Rapid, simple, and cost-effective treatments to achieve long-term hydrophilic PDMS surfaces
Research output: Contribution to journal › Article › Scientific › peer-review
|Journal||Applied Surface Science|
|Publication status||Published - 2012|
|Publication type||A1 Journal article-refereed|
This paper describes rapid, simple, and cost-effective treatments for producing biocompatible and long-term hydrophilic polydimethylsiloxane (PDMS) surfaces identified in an experimental study investigating 39 treatments in all. The wetting of the surfaces was monitored during six months. Changes in surface morphology and chemical composition were also analyzed. Some of the treatments are presented here for the first time, while for earlier presented treatments the selection of investigated 2 parameters was wider and the observation period for the surface wetting longer.
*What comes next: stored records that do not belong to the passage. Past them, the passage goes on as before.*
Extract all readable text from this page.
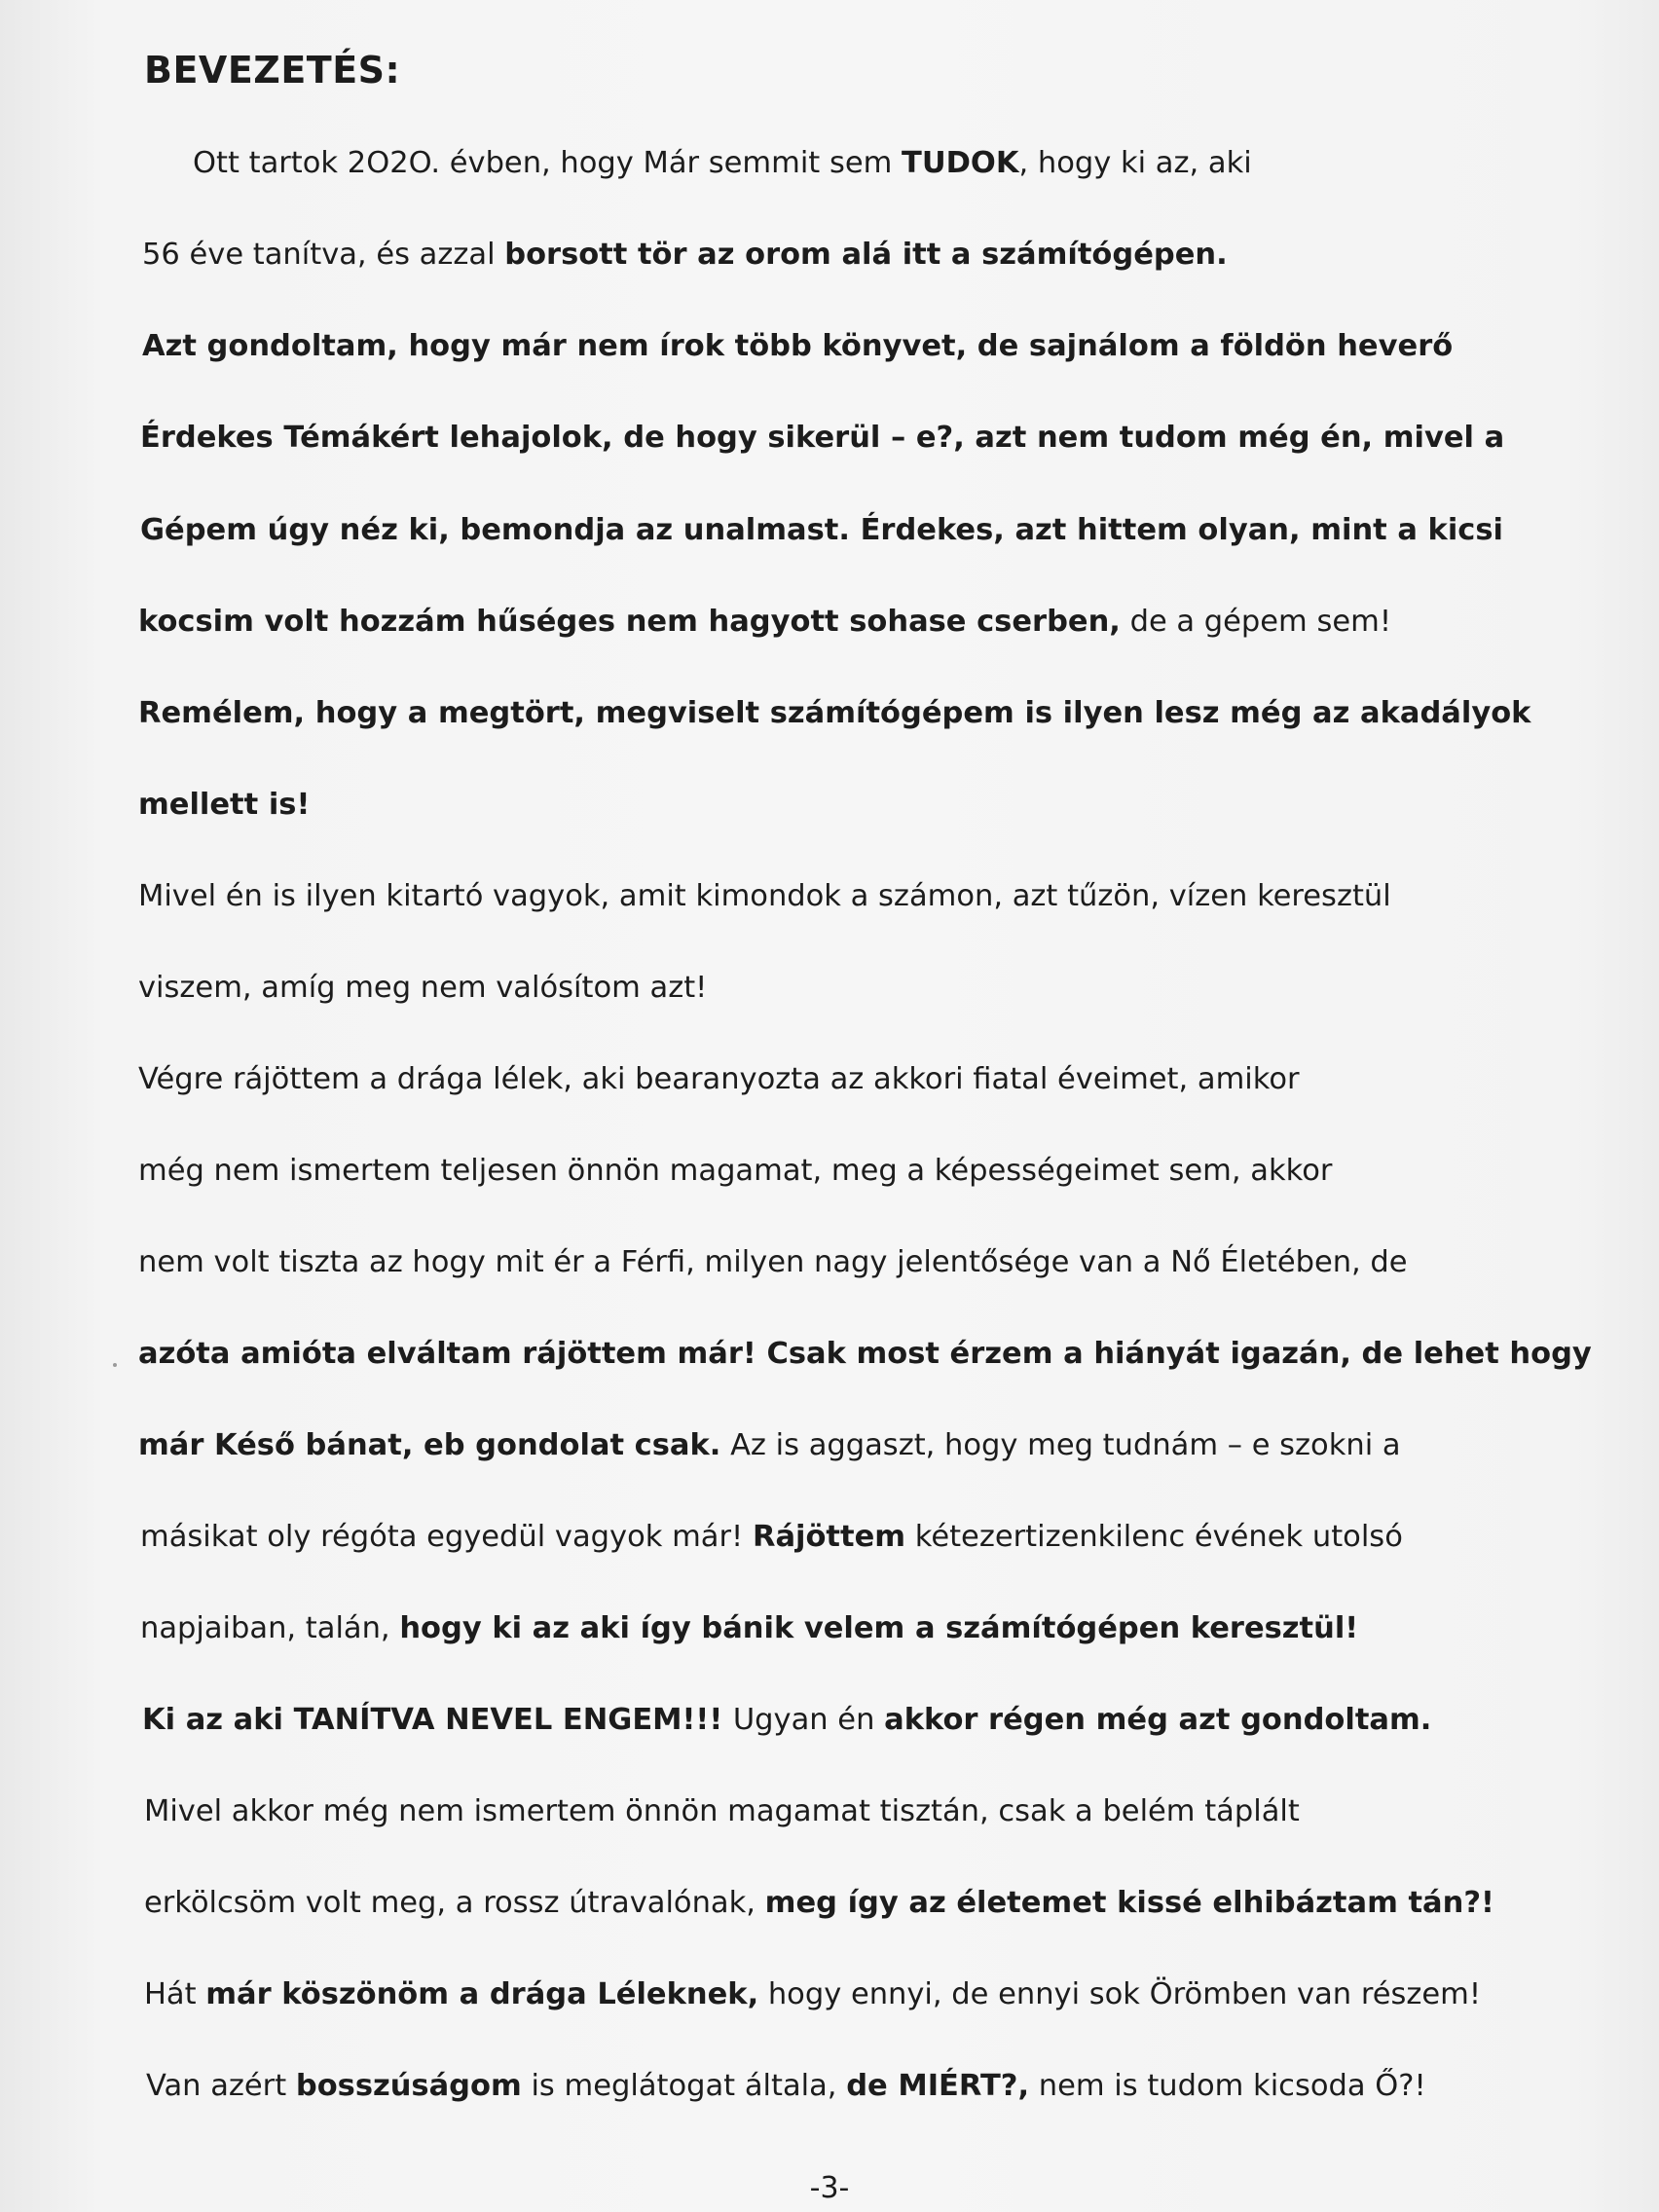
BEVEZETÉS:

Ott tartok 2O2O. évben, hogy Már semmit sem TUDOK, hogy ki az, aki

56 éve tanítva, és azzal borsott tör az orom alá itt a számítógépen.

Azt gondoltam, hogy már nem írok több könyvet, de sajnálom a földön heverő

Érdekes Témákért lehajolok, de hogy sikerül – e?, azt nem tudom még én, mivel a

Gépem úgy néz ki, bemondja az unalmast. Érdekes, azt hittem olyan, mint a kicsi

kocsim volt hozzám hűséges nem hagyott sohase cserben, de a gépem sem!

Remélem, hogy a megtört, megviselt számítógépem is ilyen lesz még az akadályok

mellett is!

Mivel én is ilyen kitartó vagyok, amit kimondok a számon, azt tűzön, vízen keresztül

viszem, amíg meg nem valósítom azt!

Végre rájöttem a drága lélek, aki bearanyozta az akkori fiatal éveimet, amikor

még nem ismertem teljesen önnön magamat, meg a képességeimet sem, akkor

nem volt tiszta az hogy mit ér a Férfi, milyen nagy jelentősége van a Nő Életében, de

azóta amióta elváltam rájöttem már! Csak most érzem a hiányát igazán, de lehet hogy

már Késő bánat, eb gondolat csak. Az is aggaszt, hogy meg tudnám – e szokni a

másikat oly régóta egyedül vagyok már! Rájöttem kétezertizenkilenc évének utolsó

napjaiban, talán, hogy ki az aki így bánik velem a számítógépen keresztül!

Ki az aki TANÍTVA NEVEL ENGEM!!! Ugyan én akkor régen még azt gondoltam.

Mivel akkor még nem ismertem önnön magamat tisztán, csak a belém táplált

erkölcsöm volt meg, a rossz útravalónak, meg így az életemet kissé elhibáztam tán?!

Hát már köszönöm a drága Léleknek, hogy ennyi, de ennyi sok Örömben van részem!

Van azért bosszúságom is meglátogat általa, de MIÉRT?, nem is tudom kicsoda Ő?!

-3-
The PDMS surfaces were modified by surface activation, physisorption, and synthesis of both “grafting to” and “grafting from” polymer brushes. In surface activation, the PDMS sample was exposed to oxygen plasma, with several combinations of exposure time and RF power. In the physisorption and synthesis of polymer brushes, three commercially available and biocompatible chemicals were used: 2-hydroxyethyl methacrylate (HEMA), polyethylene glycol (PEG), and polyvinylpyrrolidone (PVP). Thirty-three of the 39 treatments rendered the PDMS hydrophilic, and in 12 cases the hydrophilicity lasted at least six months. Seven of these long-term hydrophilic coatings supported a contact angle of 30° or less. Three of the long-lasting hydrophilic coatings required only minutes to prepare.